Neste sábado (5), o presidente da Ucrânia, Volodymyr Zelensky, se reuniu de maneira virtual com senadores dos Estados Unidos. Ele pediu facilitação para o envio de aviões para o país do Leste Europeu, assim como também que Washington deixe de importar petróleo da Rússia.

O encontro, que não foi público, teve detalhes divulgados através de declarações postadas nas redes sociais e por comunicados feitos por integrantes do Congresso americano.

O líder da maioria democrata no Senado, Chuck Schumer, indicou em nota oficial que Zelensky fez um “apelo desesperado” aos países do Leste Europeu para que enviem à Ucrânia aviões que tenham disponíveis e que são de fabricação russa.

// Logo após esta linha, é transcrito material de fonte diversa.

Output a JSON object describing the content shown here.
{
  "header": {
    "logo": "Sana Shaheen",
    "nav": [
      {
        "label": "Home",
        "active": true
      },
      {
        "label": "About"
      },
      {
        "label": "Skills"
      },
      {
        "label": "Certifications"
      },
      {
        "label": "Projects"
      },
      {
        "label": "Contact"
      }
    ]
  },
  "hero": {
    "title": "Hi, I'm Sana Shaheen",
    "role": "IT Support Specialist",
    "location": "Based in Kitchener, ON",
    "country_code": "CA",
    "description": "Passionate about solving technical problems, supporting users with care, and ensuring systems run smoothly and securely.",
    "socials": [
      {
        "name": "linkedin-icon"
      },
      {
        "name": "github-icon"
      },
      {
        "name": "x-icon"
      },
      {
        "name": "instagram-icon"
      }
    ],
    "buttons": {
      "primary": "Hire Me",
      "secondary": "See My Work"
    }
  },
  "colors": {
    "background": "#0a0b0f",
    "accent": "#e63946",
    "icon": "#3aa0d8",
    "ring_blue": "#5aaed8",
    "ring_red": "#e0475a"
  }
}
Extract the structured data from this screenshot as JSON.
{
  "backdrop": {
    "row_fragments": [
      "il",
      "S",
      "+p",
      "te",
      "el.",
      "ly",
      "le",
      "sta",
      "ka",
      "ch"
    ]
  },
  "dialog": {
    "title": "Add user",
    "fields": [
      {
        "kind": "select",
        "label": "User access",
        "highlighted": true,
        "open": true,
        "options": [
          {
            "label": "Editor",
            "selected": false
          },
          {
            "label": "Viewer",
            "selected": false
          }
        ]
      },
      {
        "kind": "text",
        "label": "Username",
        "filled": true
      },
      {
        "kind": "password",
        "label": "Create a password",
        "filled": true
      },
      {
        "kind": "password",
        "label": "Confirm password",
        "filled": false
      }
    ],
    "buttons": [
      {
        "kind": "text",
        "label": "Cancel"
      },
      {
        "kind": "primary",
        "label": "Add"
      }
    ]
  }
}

Schumer afirmou que as aeronaves são “muito necessárias” para frear a Rússia e prometeu que fará “tudo o que puder” junto ao governo de Joe Biden, para facilitar o envio destas aeronaves.

Zelensky, segundo o democrata Brad Sherman, pediu que os EUA permitam a transferência de antigos aviões soviéticos da Polônia e Romênia, e que a Otan dê a estes países outros aviões mais modernos.

Sherman considerou essa opção mais segura do que o estabelecimento de uma zona de exclusão aérea sobre a Ucrânia, algo que o presidente da antiga república soviética vem pedindo à Aliança, sem sucesso.

Segundo apurou a emissora americana CNN junto a uma fonte, Zelensky voltou a pedir a zona de exclusão aérea, o que vem sendo considerado pelos aliados uma entrada na guerra.

Os membros do Congresso, nas mensagens e notas divulgadas, não fizeram menção ao assunto.

A senadora democrata Rosa DeLauro revelou que o presidente ucraniano pediu que o Congresso interceda para que o governo americano proíba a importação de petróleo procedente da Rússia, proposta que teria tido aprovação da situação e da oposição ao governo de Joe Biden.

Além disso, outros parlamentares revelaram pedido de Zelensky para que a Rússia seja excluída dos mecanismos de pagamento Visa e Mastercard.

Por fim, o presidente ucraniano pediu mais auxílio militar e humanitário para o país que lidera, assim como ajuda para que o presidente russo, Vladimir Putin, seja julgado “como um criminoso de guerra”, afirmou o democrata Tim Kaine.

Segundo o também democrata Chris Coons, cerca de 280 senadores participaram do encontro, que foi uma iniciativa da embaixada da Ucrânia em Washington.